The Goddess of Death kneeled upon the dust, face lowered. Chains coiled around her limbs, holding her down so firmly, the links cut into her skin. Her robes were in tatters, rough winds whipping her slack hair this way and that.

If only a few hits from those chains could drain his energy so thoroughly, heavens knew how she felt now, with hundreds of those twisted around her body. They seemed to feed upon her life-force, growing stronger the more she struggled.

He dashed toward her, only to have more chains rise and whip at him.
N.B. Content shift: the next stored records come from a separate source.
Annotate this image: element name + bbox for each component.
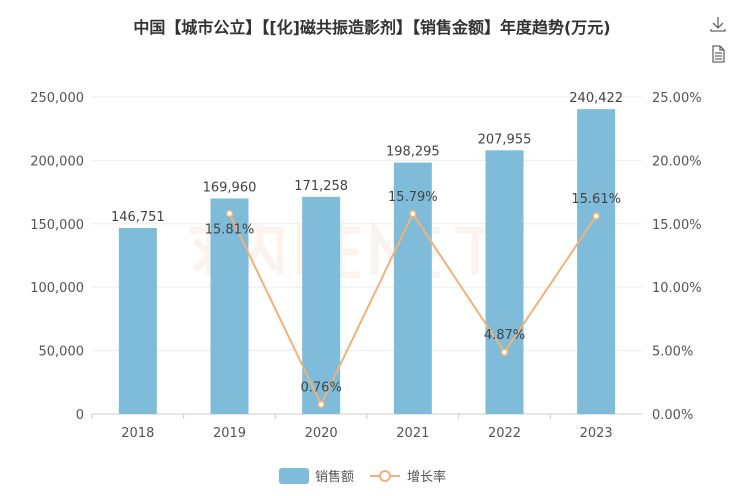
- legend-line-marker[interactable]: [379, 470, 391, 482]
- growth-point[interactable]: [500, 348, 509, 356]
- bar[interactable]: [577, 109, 616, 415]
- x-tick-label: 2022: [488, 426, 521, 441]
- bar[interactable]: [485, 150, 524, 415]
- download-icon[interactable]: [708, 14, 728, 34]
- x-tick-label: 2019: [213, 426, 246, 441]
- x-tick-label: 2018: [121, 426, 154, 441]
- growth-label: 15.61%: [571, 192, 621, 207]
- document-icon[interactable]: [708, 44, 728, 64]
- y-right-tick-label: 5.00%: [652, 345, 693, 360]
- bar[interactable]: [210, 198, 249, 414]
- bar-label: 198,295: [386, 145, 440, 160]
- x-tick-label: 2021: [396, 426, 429, 441]
- x-tick-label: 2020: [305, 426, 338, 441]
- growth-point[interactable]: [225, 209, 234, 218]
- legend-line-label[interactable]: 增长率: [407, 469, 446, 485]
- y-right-tick-label: 20.00%: [652, 154, 702, 169]
- growth-point[interactable]: [592, 212, 600, 220]
- y-left-tick-label: 50,000: [39, 345, 85, 360]
- y-left-tick-label: 0: [76, 408, 84, 423]
- bar-label: 146,751: [111, 210, 165, 225]
- growth-label: 15.81%: [205, 223, 255, 238]
- y-right-tick-label: 15.00%: [652, 218, 702, 233]
- y-left-tick-label: 100,000: [30, 281, 84, 296]
- growth-label: 0.76%: [301, 380, 342, 395]
- growth-label: 4.87%: [484, 328, 525, 343]
- bar-label: 240,422: [569, 91, 623, 106]
- legend: 销售额 增长率: [279, 468, 446, 485]
- growth-point[interactable]: [317, 400, 325, 409]
- y-left-tick-label: 250,000: [30, 91, 84, 106]
- bar[interactable]: [393, 162, 432, 414]
- chart-title: 中国【城市公立】【[化]磁共振造影剂】【销售金额】年度趋势(万元): [133, 18, 611, 37]
- bar-label: 171,258: [294, 179, 348, 194]
- y-right-tick-label: 10.00%: [652, 281, 702, 296]
- legend-bar-label[interactable]: 销售额: [315, 469, 354, 485]
- y-right-tick-label: 0.00%: [652, 408, 693, 423]
- y-right-tick-label: 25.00%: [652, 91, 702, 106]
- growth-point[interactable]: [409, 210, 417, 218]
- y-left-tick-label: 200,000: [30, 154, 84, 169]
- legend-bar-swatch[interactable]: [279, 468, 309, 484]
- bar-label: 207,955: [478, 132, 532, 147]
- y-left-tick-label: 150,000: [30, 218, 84, 233]
- bar-label: 169,960: [203, 180, 257, 195]
- x-tick-label: 2023: [580, 426, 613, 441]
- growth-label: 15.79%: [388, 190, 438, 205]
- bar[interactable]: [118, 227, 157, 414]
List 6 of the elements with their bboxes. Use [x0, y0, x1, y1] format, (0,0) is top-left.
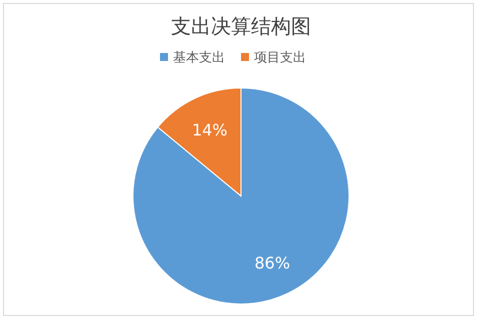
legend-label: 基本支出 [173, 50, 225, 66]
chart-title: 支出决算结构图 [171, 14, 311, 38]
data-label: 14% [192, 120, 228, 140]
data-label: 86% [254, 253, 290, 272]
legend-label: 项目支出 [254, 50, 306, 66]
pie-slice [132, 88, 350, 304]
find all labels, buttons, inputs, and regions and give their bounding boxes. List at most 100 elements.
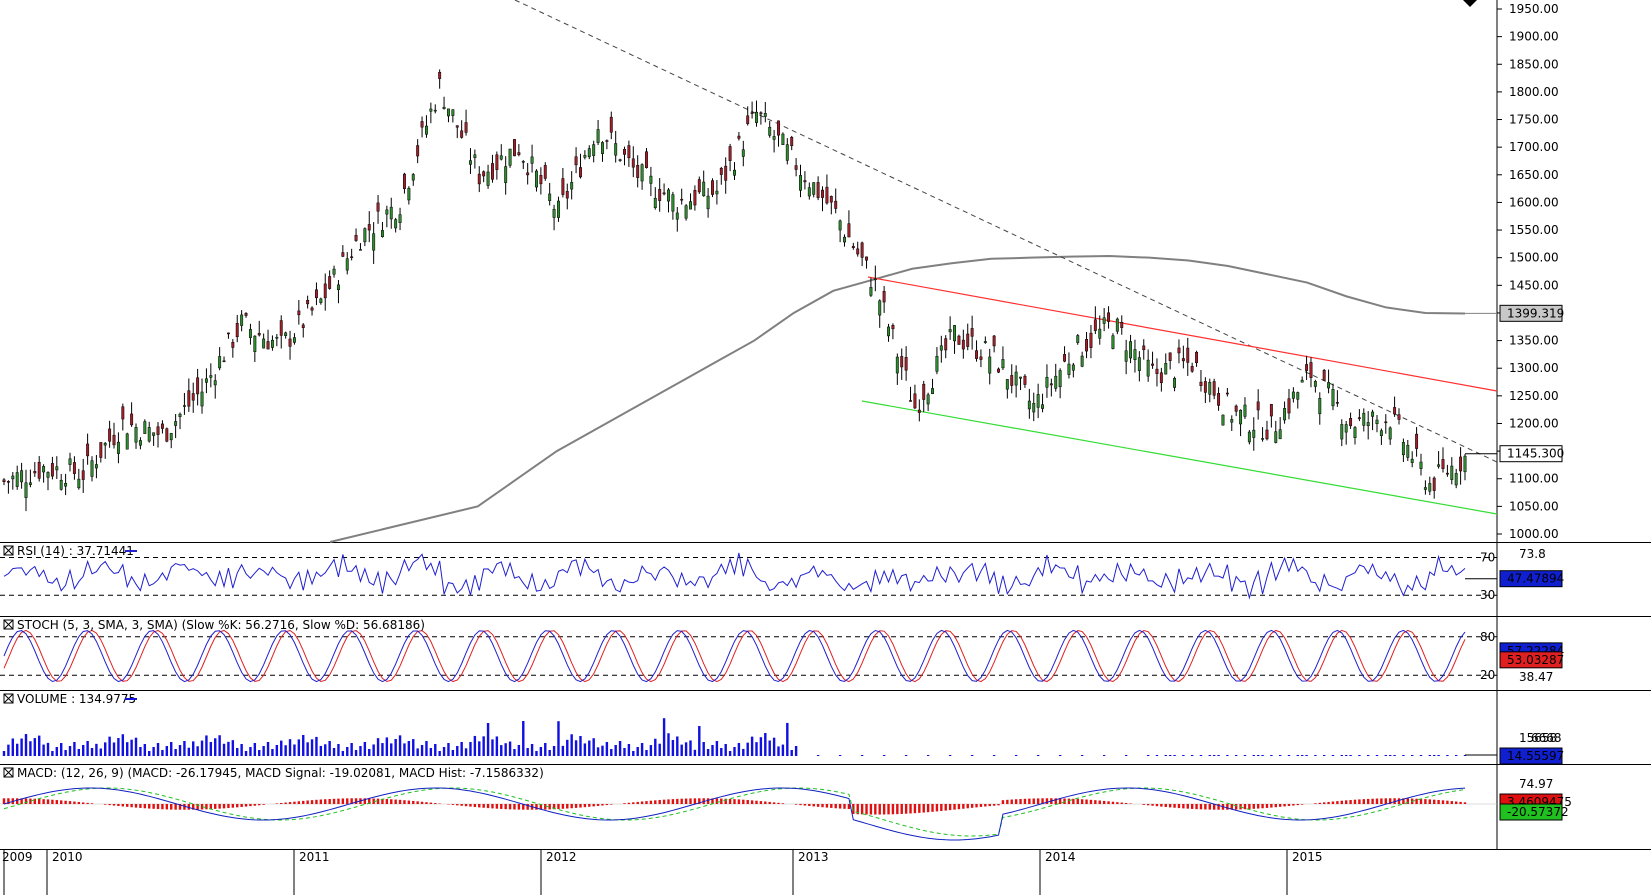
macd-hist-bar — [152, 804, 155, 809]
volume-bar — [574, 740, 578, 756]
volume-bar — [684, 742, 688, 756]
volume-bar — [1300, 755, 1304, 756]
macd-hist-bar — [1164, 804, 1167, 807]
candle-body — [931, 388, 934, 395]
candle-body — [134, 427, 138, 443]
macd-hist-bar — [891, 804, 895, 815]
candle-body — [59, 479, 63, 490]
macd-hist-bar — [37, 798, 41, 804]
macd-hist-bar — [192, 804, 195, 810]
volume-bar — [1437, 755, 1440, 756]
candle-body — [1049, 383, 1053, 386]
macd-hist-bar — [1353, 799, 1357, 804]
candle-body — [482, 171, 486, 177]
volume-bar — [95, 743, 98, 756]
volume-bar — [992, 755, 996, 756]
candle-body — [847, 223, 851, 238]
volume-bar — [236, 748, 239, 756]
volume-bar — [416, 748, 419, 756]
candle-body — [891, 325, 895, 330]
volume-bar — [354, 750, 358, 756]
volume-bar — [258, 750, 261, 756]
candle-body — [1463, 455, 1467, 473]
volume-bar — [192, 741, 195, 756]
candle-body — [592, 144, 596, 156]
candle-body — [1318, 397, 1322, 415]
candle-body — [609, 116, 613, 133]
macd-hist-bar — [1054, 798, 1057, 804]
macd-hist-bar — [1116, 802, 1119, 804]
macd-hist-bar — [992, 804, 996, 806]
macd-hist-bar — [649, 800, 653, 804]
volume-bar — [1410, 755, 1414, 756]
macd-hist-bar — [86, 802, 89, 804]
candle-body — [1203, 381, 1207, 393]
macd-hist-bar — [1314, 803, 1317, 804]
macd-hist-bar — [306, 800, 309, 804]
volume-bar — [77, 749, 81, 756]
volume-bar — [372, 744, 375, 756]
candle-body — [1173, 377, 1177, 388]
macd-hist-bar — [658, 799, 661, 804]
candle-body — [821, 189, 824, 198]
volume-bar — [671, 740, 675, 756]
volume-bar — [1446, 755, 1449, 756]
macd-hist-bar — [759, 801, 763, 804]
macd-hist-bar — [552, 804, 556, 810]
candle-body — [398, 214, 402, 223]
candle-body — [944, 338, 948, 351]
macd-hist-bar — [1384, 798, 1387, 804]
volume-bar — [632, 751, 635, 756]
volume-bar — [7, 744, 10, 756]
candle-body — [477, 173, 481, 185]
candle-body — [275, 336, 279, 339]
macd-hist-bar — [526, 804, 529, 810]
candle-body — [1313, 381, 1317, 387]
macd-hist-bar — [310, 800, 314, 804]
candle-body — [231, 341, 235, 348]
macd-hist-bar — [134, 804, 138, 808]
price-tick-label: 1250.00 — [1509, 389, 1559, 403]
candle-body — [1283, 408, 1287, 421]
volume-bar — [596, 747, 600, 756]
candle-body — [1120, 321, 1124, 328]
macd-hist-bar — [341, 798, 345, 804]
macd-hist-bar — [935, 804, 939, 812]
candle-body — [856, 248, 860, 255]
macd-hist-bar — [579, 804, 582, 808]
volume-bar — [385, 737, 389, 756]
volume-bar — [777, 746, 780, 756]
candle-body — [425, 125, 428, 135]
candle-body — [1221, 414, 1225, 426]
price-value-tag-box — [1499, 445, 1563, 463]
volume-bar — [15, 743, 19, 756]
macd-hist-bar — [970, 804, 974, 808]
volume-bar — [469, 742, 472, 756]
candle-body — [675, 212, 679, 220]
rsi-level-30: 30 — [1480, 588, 1495, 602]
volume-bar — [266, 742, 270, 756]
macd-hist-bar — [368, 798, 371, 804]
volume-bar — [29, 741, 32, 756]
volume-bar — [346, 747, 349, 756]
volume-bar — [11, 738, 15, 756]
macd-hist-bar — [645, 801, 648, 804]
macd-hist-bar — [1182, 804, 1185, 809]
candle-body — [1287, 398, 1291, 414]
macd-hist-bar — [1278, 804, 1282, 807]
macd-hist-bar — [794, 804, 798, 805]
macd-hist-bar — [1230, 804, 1233, 810]
macd-hist-bar — [601, 804, 604, 806]
candle-body — [1137, 357, 1141, 371]
candle-body — [1261, 438, 1265, 440]
macd-hist-bar — [1098, 800, 1101, 804]
candle-body — [794, 165, 798, 170]
candle-body — [935, 356, 939, 372]
volume-bar — [478, 741, 481, 756]
candle-body — [1159, 372, 1163, 384]
macd-hist-bar — [724, 798, 727, 804]
volume-bar — [882, 755, 886, 756]
candle-body — [1005, 379, 1009, 390]
macd-hist-bar — [240, 804, 243, 807]
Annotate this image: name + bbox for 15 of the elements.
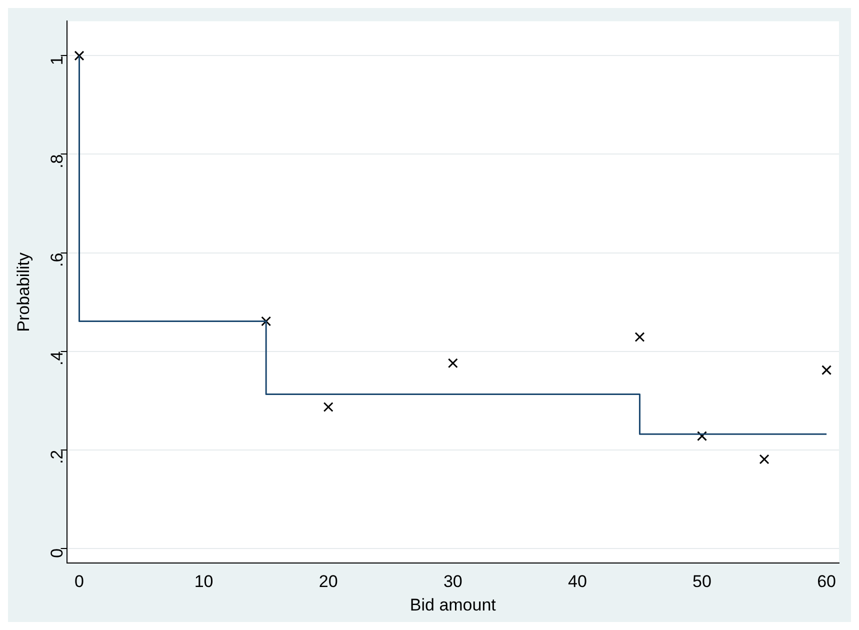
x-tick-label: 10	[194, 572, 214, 592]
x-tick-label: 40	[568, 572, 587, 592]
x-axis-title: Bid amount	[410, 595, 496, 614]
x-tick-label: 30	[443, 572, 462, 592]
y-tick-label: 1	[47, 56, 66, 66]
y-tick-label: 0	[47, 548, 66, 558]
y-axis-title: Probability	[14, 252, 33, 332]
y-tick-label: .2	[47, 450, 66, 464]
x-tick-label: 20	[318, 572, 338, 592]
y-tick-label: .8	[47, 154, 66, 168]
x-tick-label: 60	[817, 572, 836, 592]
x-tick-label: 0	[74, 572, 84, 592]
y-tick-label: .6	[47, 252, 66, 267]
x-tick-label: 50	[692, 572, 712, 592]
y-tick-label: .4	[47, 351, 66, 366]
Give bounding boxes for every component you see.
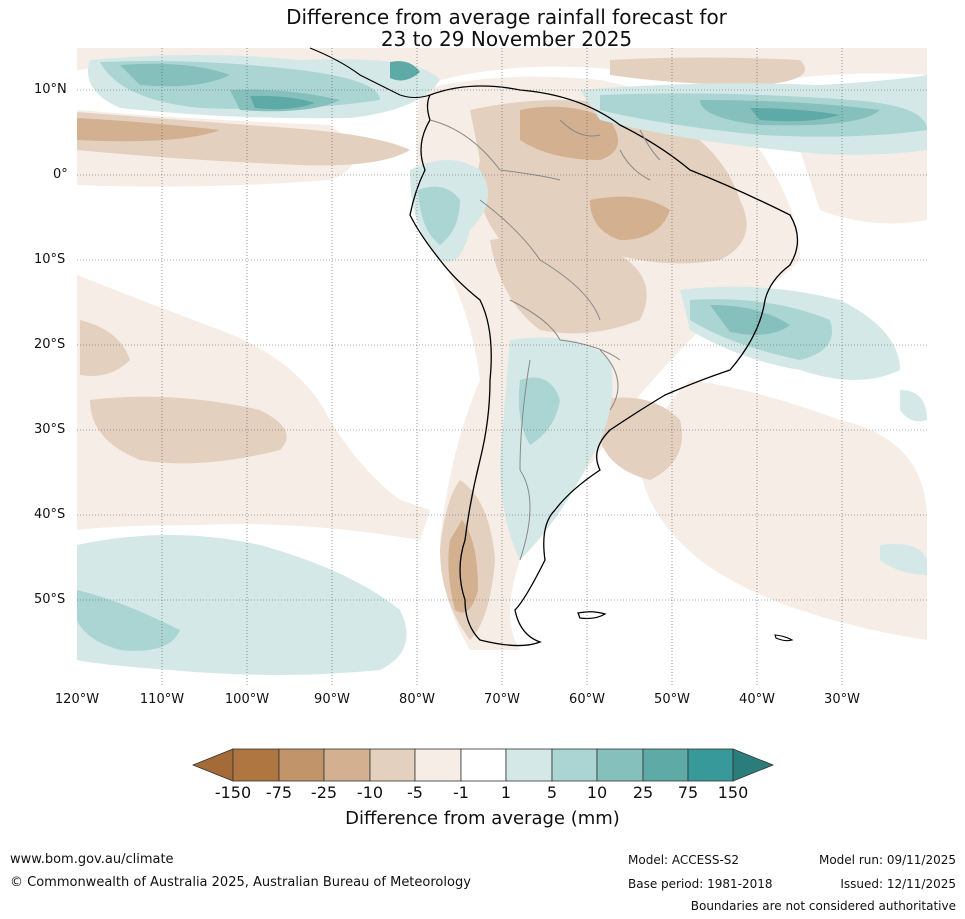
wet-strong-panama: [250, 95, 315, 110]
lat-label-10n: 10°N: [34, 82, 67, 97]
colorbar-swatch: [278, 748, 325, 782]
lon-label-40w: 40°W: [739, 692, 775, 707]
lon-label-90w: 90°W: [314, 692, 350, 707]
lon-label-50w: 50°W: [654, 692, 690, 707]
colorbar-swatch: [505, 748, 553, 782]
lat-label-20s: 20°S: [34, 337, 66, 352]
colorbar-swatch: [551, 748, 598, 782]
colorbar-swatch: [642, 748, 689, 782]
colorbar: [191, 748, 775, 782]
wet-mid-argentina: [518, 377, 560, 445]
dry-zone-far-east: [800, 150, 927, 224]
wet-strong-caribbean: [390, 61, 420, 81]
colorbar-label: 75: [677, 783, 699, 802]
central-america-coastline: [309, 47, 431, 99]
colorbar-label: -25: [310, 783, 338, 802]
dry-strong-chile: [448, 520, 478, 613]
south-america-coastline: [409, 85, 799, 647]
website-link[interactable]: www.bom.gov.au/climate: [10, 852, 174, 867]
wet-strong-brazil: [710, 305, 790, 335]
lat-label-10s: 10°S: [34, 252, 66, 267]
lon-label-30w: 30°W: [824, 692, 860, 707]
dry-strong-pacific: [77, 118, 220, 142]
issued-date: Issued: 12/11/2025: [840, 877, 956, 891]
colorbar-label: -150: [214, 783, 252, 802]
dry-core-brazil-interior: [490, 237, 647, 334]
colorbar-swatch: [414, 748, 462, 782]
wet-mid-ecuador: [418, 186, 460, 245]
wet-zone-atlantic-east: [900, 390, 927, 422]
colorbar-swatch: [232, 748, 280, 782]
lon-label-100w: 100°W: [224, 692, 270, 707]
lat-label-equator: 0°: [53, 167, 68, 182]
dry-core-uruguay: [600, 397, 682, 480]
colorbar-swatch: [687, 748, 734, 782]
colorbar-title: Difference from average (mm): [345, 808, 620, 829]
model-name: Model: ACCESS-S2: [628, 853, 740, 867]
wet-mid-south-pacific: [77, 590, 180, 651]
lat-label-50s: 50°S: [34, 592, 66, 607]
colorbar-swatch: [596, 748, 644, 782]
colorbar-swatch: [323, 748, 371, 782]
colorbar-extend-low: [191, 748, 234, 782]
wet-strong-atlantic-core: [750, 108, 840, 122]
dry-strong-amazon: [520, 106, 618, 160]
graticule: [77, 48, 927, 686]
lon-label-70w: 70°W: [484, 692, 520, 707]
lat-label-40s: 40°S: [34, 507, 66, 522]
colorbar-label: 10: [586, 783, 608, 802]
colorbar-swatch: [460, 748, 507, 782]
colorbar-label: -75: [265, 783, 293, 802]
lon-label-80w: 80°W: [399, 692, 435, 707]
rainfall-anomaly-layer: [77, 48, 927, 686]
boundaries-disclaimer: Boundaries are not considered authoritat…: [690, 899, 956, 913]
model-run-date: Model run: 09/11/2025: [818, 853, 956, 867]
map-title-line1: Difference from average rainfall forecas…: [286, 5, 727, 29]
colorbar-swatch: [369, 748, 416, 782]
colorbar-label: -10: [356, 783, 384, 802]
colorbar-label: 5: [546, 783, 558, 802]
lon-label-110w: 110°W: [139, 692, 185, 707]
lon-label-120w: 120°W: [54, 692, 100, 707]
dry-core-north-atlantic: [610, 57, 805, 85]
dry-zone-east-pacific: [77, 275, 430, 540]
dry-strong-central: [590, 196, 670, 240]
wet-strong-north-pacific: [120, 63, 230, 87]
colorbar-label: 1: [500, 783, 512, 802]
lat-label-30s: 30°S: [34, 422, 66, 437]
south-georgia: [774, 634, 794, 642]
map-title-line2: 23 to 29 November 2025: [380, 27, 633, 51]
base-period: Base period: 1981-2018: [628, 877, 773, 891]
dry-zone-atlantic: [640, 380, 927, 640]
country-borders: [429, 119, 661, 561]
dry-core-pacific-south: [80, 320, 130, 376]
colorbar-label: -5: [407, 783, 423, 802]
colorbar-extend-high: [732, 748, 775, 782]
lon-label-60w: 60°W: [569, 692, 605, 707]
copyright-text: © Commonwealth of Australia 2025, Austra…: [10, 875, 471, 890]
colorbar-label: 25: [632, 783, 654, 802]
falkland-islands: [577, 611, 607, 620]
wet-zone-south-atlantic: [880, 544, 927, 575]
colorbar-label: -1: [453, 783, 469, 802]
colorbar-label: 150: [717, 783, 749, 802]
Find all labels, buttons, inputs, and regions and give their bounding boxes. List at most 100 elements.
He reared his sword through the air with a great cry, his bewilderment now replaced by fury. “Who dares to infiltrate your realm with this foul sorcery?”

Draedona looked up, surprise washing over her face. "You have come?" It seemed to pain the Goddess to even utter words. "Xenro?"

The chains were wriggling around too much for a comfortable conversation. He dodged another. "So I have! Who did this to you?" he cried, "tell me, who dared taint your realm?"

Draedona's smile was bitter as she looked up, struggling some more in vain. "Wish I knew." Her voice was dry and lips chapped. "All I know is that this is the work of a mortal. The very mortals I have looked after, whose passage into afterlife I made safe, I held their souls close-- protected them from being lost in the abyss! This is how they repay me."

When a few more vicious swings of his sword achieved nothing against those cursed chains, Xenro kneeled too, holding her pale, bony hands in his. His fingers burned, skin turning red and beginning to leak blood. He held on.

Mortals were the reason why his only friend was in such misery.

"His Majesty was right all along," she whispered. "The Chains are nothing new, though. They have appeared before, during the Great War. But now they have come back stronger than ever. As Lord Rhilio said, the root of the problem was in the Mortal Realm. The Apocalypse smothered it only briefly. Now it rises again."